Today is the second anniversary of the terrible earthquake, related tsunami and the resulting nuclear accident in Japan. Two years ago, the world watched in horror as the tragedy unfolded. Almost from those very first days, the NRC began to focus on learning from the incident to enhance our reactor safety – and to make sure such an incident would never happen here at home.
For example, U.S. nuclear power plants are using existing programs to address issues identified during last year’s walkdowns, which examined each plant’s earthquake and flooding protection features. Our resident inspectors are watching over that work using our Reactor Oversight Process, and we expect to audit approximately 20 plants (10 for earthquake walkdowns and 10 for flooding) in the spring and early summer to ensure the plants remain protected from such hazards.

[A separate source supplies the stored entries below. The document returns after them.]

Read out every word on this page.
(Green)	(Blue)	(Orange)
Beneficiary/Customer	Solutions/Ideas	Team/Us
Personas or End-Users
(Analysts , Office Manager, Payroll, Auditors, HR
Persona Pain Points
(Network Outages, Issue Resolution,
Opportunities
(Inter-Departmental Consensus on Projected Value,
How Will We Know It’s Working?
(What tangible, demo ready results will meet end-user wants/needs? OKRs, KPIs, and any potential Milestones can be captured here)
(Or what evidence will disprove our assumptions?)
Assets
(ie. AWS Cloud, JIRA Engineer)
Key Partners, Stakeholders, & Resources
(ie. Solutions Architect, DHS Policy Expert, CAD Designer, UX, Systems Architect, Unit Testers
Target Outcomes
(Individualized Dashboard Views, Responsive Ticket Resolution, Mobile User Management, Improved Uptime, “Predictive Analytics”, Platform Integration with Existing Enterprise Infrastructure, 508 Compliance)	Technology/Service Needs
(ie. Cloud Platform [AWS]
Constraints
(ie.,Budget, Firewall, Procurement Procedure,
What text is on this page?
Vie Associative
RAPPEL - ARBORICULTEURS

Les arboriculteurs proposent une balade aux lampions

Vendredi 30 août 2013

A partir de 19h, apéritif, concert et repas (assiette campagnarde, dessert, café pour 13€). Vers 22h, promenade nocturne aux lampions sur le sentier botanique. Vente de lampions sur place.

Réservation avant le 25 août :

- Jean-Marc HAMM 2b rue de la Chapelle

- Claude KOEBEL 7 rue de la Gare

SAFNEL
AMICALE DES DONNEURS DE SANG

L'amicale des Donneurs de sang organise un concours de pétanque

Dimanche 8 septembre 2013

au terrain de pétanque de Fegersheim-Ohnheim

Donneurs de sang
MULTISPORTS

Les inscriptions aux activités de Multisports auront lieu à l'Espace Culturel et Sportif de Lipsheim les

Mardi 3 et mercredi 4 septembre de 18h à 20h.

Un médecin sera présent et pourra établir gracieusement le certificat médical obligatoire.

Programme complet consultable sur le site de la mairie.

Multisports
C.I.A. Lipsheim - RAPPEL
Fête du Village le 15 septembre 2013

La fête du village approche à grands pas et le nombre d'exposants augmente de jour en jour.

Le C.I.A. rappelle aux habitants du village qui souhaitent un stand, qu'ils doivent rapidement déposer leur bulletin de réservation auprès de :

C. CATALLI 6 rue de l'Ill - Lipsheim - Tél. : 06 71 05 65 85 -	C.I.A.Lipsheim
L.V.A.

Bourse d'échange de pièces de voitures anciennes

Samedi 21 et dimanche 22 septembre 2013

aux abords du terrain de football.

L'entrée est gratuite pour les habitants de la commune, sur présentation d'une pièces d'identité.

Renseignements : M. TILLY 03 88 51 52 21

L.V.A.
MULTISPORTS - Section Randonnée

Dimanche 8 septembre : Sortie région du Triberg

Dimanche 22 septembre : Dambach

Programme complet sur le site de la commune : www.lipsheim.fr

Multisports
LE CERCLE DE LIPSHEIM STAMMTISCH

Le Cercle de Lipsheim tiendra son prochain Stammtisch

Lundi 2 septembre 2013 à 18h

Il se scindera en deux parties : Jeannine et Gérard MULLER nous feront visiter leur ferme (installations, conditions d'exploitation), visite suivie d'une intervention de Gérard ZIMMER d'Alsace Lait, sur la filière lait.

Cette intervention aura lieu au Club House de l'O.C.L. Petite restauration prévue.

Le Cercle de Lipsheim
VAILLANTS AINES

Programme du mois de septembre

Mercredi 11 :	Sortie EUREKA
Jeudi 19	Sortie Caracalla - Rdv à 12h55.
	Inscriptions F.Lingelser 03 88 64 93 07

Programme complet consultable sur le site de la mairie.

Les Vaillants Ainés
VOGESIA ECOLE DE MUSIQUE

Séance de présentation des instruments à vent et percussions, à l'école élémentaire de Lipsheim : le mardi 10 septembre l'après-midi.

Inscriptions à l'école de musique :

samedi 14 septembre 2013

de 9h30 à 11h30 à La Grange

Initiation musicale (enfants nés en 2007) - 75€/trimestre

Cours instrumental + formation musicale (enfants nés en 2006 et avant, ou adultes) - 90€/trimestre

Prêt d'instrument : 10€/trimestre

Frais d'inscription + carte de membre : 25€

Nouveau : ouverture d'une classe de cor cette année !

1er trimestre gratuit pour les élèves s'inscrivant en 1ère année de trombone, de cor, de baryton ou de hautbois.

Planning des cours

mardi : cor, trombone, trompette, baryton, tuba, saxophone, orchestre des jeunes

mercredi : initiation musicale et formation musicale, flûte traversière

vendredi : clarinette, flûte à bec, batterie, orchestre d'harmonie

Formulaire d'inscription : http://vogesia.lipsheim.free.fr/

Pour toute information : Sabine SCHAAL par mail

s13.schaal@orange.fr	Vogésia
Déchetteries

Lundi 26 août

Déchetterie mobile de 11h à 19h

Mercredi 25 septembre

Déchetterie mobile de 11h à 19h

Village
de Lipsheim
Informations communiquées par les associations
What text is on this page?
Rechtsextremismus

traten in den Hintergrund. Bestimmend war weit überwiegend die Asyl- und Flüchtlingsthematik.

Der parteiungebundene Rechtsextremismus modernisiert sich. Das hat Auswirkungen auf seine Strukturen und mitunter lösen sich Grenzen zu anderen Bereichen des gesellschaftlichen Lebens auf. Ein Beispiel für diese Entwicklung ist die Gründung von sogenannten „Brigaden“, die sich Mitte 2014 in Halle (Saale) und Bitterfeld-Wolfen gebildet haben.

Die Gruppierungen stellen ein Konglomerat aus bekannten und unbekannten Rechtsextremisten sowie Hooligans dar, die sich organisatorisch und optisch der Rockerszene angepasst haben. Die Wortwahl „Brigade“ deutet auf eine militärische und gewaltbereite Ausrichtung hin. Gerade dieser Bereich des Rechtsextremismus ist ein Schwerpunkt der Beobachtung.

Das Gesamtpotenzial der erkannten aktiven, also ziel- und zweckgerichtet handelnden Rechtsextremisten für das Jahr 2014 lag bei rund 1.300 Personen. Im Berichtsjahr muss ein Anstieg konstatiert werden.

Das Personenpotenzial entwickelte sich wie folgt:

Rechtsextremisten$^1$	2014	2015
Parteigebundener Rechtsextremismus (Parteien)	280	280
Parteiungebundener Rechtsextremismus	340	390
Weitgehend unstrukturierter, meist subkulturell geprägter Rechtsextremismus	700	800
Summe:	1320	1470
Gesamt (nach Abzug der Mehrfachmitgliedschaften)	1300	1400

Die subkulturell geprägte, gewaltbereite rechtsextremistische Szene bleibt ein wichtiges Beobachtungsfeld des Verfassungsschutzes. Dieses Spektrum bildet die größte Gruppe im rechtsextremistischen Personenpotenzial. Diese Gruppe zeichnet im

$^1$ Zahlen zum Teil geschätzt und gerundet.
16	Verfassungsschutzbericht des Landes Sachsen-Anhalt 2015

We also continue to work with the plants on their re-analysis of flooding and earthquake hazards. We prioritized the flooding re-evaluations last year, examining several factors to give plants one, two or three years to submit their work. The first set of plants should have their responses in by tomorrow, and we’ll review the re-evaluated hazards before issuing a safety assessment for each site. The first set of earthquake hazard re-evaluations, for plants in the central and eastern United States, will be due in September. We’ll give those documents a similar review and resulting safety assessment for each plant.

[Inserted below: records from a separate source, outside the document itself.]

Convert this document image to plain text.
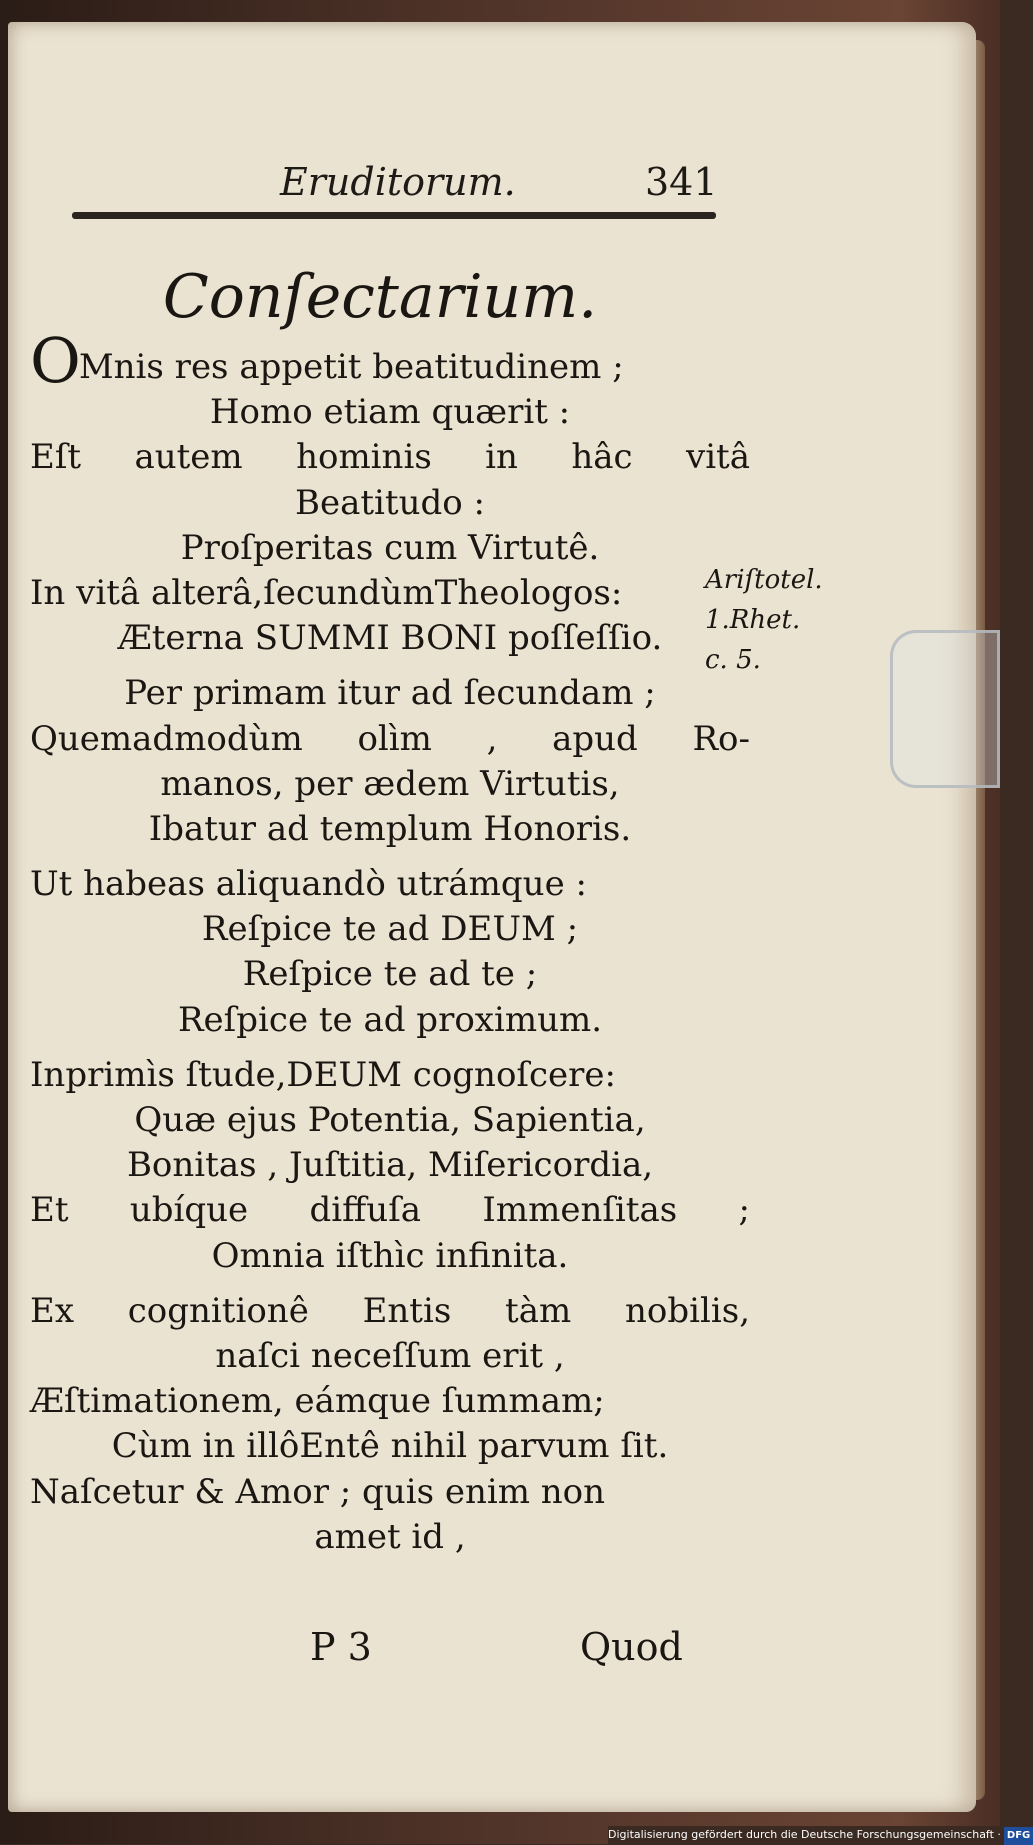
Eruditorum.	341
Conſectarium.
OMnis res appetit beatitudinem ;
Homo etiam quærit :
Eſt autem hominis in hâc vitâ
Beatitudo :
Proſperitas cum Virtutê.
In vitâ alterâ,ſecundùmTheologos:
Æterna SUMMI BONI poſſeſſio.
Per primam itur ad ſecundam ;
Quemadmodùm olìm , apud Ro-
manos, per ædem Virtutis,
Ibatur ad templum Honoris.
Ut habeas aliquandò utrámque :
Reſpice te ad DEUM ;
Reſpice te ad te ;
Reſpice te ad proximum.
Inprimìs ſtude,DEUM cognoſcere:
Quæ ejus Potentia, Sapientia,
Bonitas , Juſtitia, Miſericordia,
Et ubíque diffuſa Immenſitas ;
Omnia iſthìc infinita.
Ex cognitionê Entis tàm nobilis,
naſci neceſſum erit ,
Æſtimationem, eámque ſummam;
Cùm in illôEntê nihil parvum ſit.
Naſcetur & Amor ; quis enim non
amet id ,
Ariſtotel.
1.Rhet.
c. 5.
P 3	Quod
Digitalisierung gefördert durch die Deutsche Forschungsgemeinschaft · DFG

The plants have also obtained additional equipment that can help keep the reactor and spent fuel pools cool if normal power sources are lost for extended periods of time, as was the case at Fukushima. This work responds to one of three Orders we issued to U.S. nuclear power plants in March 2012. Every plant provided a status report on complying with those Orders in October 2012, and we’ve found that all plants appear to be on track to meet the Orders’ requirements by the required deadlines.

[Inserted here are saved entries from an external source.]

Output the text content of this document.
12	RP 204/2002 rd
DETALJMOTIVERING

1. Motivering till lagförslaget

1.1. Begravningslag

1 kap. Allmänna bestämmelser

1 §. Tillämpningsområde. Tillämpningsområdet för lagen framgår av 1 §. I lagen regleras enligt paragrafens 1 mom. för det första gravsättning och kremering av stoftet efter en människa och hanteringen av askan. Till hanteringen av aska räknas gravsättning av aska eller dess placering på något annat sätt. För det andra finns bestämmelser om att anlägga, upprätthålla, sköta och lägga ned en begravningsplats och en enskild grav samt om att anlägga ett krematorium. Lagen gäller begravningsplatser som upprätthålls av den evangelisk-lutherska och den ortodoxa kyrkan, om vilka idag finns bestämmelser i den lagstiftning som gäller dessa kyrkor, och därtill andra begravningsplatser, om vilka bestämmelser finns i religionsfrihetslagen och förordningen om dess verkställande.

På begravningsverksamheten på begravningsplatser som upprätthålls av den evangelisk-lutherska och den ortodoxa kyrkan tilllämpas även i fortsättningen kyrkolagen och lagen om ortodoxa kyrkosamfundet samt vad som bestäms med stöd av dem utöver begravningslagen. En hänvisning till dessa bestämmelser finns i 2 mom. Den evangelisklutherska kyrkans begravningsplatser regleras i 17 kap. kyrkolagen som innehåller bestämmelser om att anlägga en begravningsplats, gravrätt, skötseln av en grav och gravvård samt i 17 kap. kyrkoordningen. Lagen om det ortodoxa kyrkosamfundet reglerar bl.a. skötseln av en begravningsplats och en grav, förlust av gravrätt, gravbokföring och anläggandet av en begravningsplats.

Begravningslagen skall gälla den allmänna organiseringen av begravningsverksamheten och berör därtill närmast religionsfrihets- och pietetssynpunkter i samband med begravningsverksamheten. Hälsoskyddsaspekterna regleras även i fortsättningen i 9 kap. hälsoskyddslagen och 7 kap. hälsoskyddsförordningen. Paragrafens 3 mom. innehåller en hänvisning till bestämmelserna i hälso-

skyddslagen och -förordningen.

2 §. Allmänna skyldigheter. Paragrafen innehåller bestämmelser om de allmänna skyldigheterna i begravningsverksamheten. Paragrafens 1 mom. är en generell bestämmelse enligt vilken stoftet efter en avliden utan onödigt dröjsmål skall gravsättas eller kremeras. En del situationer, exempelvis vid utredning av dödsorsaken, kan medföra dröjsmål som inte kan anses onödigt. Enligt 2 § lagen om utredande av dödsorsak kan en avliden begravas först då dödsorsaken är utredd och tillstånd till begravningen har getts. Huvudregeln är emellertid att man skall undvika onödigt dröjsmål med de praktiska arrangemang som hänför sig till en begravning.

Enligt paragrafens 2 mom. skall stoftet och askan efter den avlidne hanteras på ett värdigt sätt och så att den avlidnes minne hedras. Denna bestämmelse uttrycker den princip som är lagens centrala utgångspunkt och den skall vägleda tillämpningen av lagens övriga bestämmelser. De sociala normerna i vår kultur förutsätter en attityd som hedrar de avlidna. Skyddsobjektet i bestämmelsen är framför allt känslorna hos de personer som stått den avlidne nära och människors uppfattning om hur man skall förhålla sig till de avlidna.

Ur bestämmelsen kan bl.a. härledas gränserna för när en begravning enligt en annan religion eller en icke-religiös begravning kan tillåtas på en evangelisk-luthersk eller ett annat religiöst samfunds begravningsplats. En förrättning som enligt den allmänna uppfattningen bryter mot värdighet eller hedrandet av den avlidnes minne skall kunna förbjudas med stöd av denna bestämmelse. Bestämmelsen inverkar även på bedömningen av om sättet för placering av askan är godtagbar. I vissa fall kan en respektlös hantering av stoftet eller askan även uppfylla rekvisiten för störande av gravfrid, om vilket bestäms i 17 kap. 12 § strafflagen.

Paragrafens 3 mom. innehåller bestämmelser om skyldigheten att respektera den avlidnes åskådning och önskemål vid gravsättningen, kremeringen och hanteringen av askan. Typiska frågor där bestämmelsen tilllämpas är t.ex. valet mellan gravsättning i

The plants have also recently submitted their integrated approaches to comply with the Orders, and we’re reviewing those plans. By the end of April we’re also expecting the plants to provide the their assessments of how many staff a plant needs to have on hand to respond to a loss of power involving every reactor at a given site
The staff’s latest update to the Commissioners on Fukushima-related activities provides a more detailed look at how each of the NRC Near-Term Task Force’s recommendations is being implemented. While all of the Fukushima-related items are important, we’ve made sure U.S. reactors are paying proper attention to maintaining plant safety, any ongoing work of greater safety benefit or other existing high-priority actions protective of safety.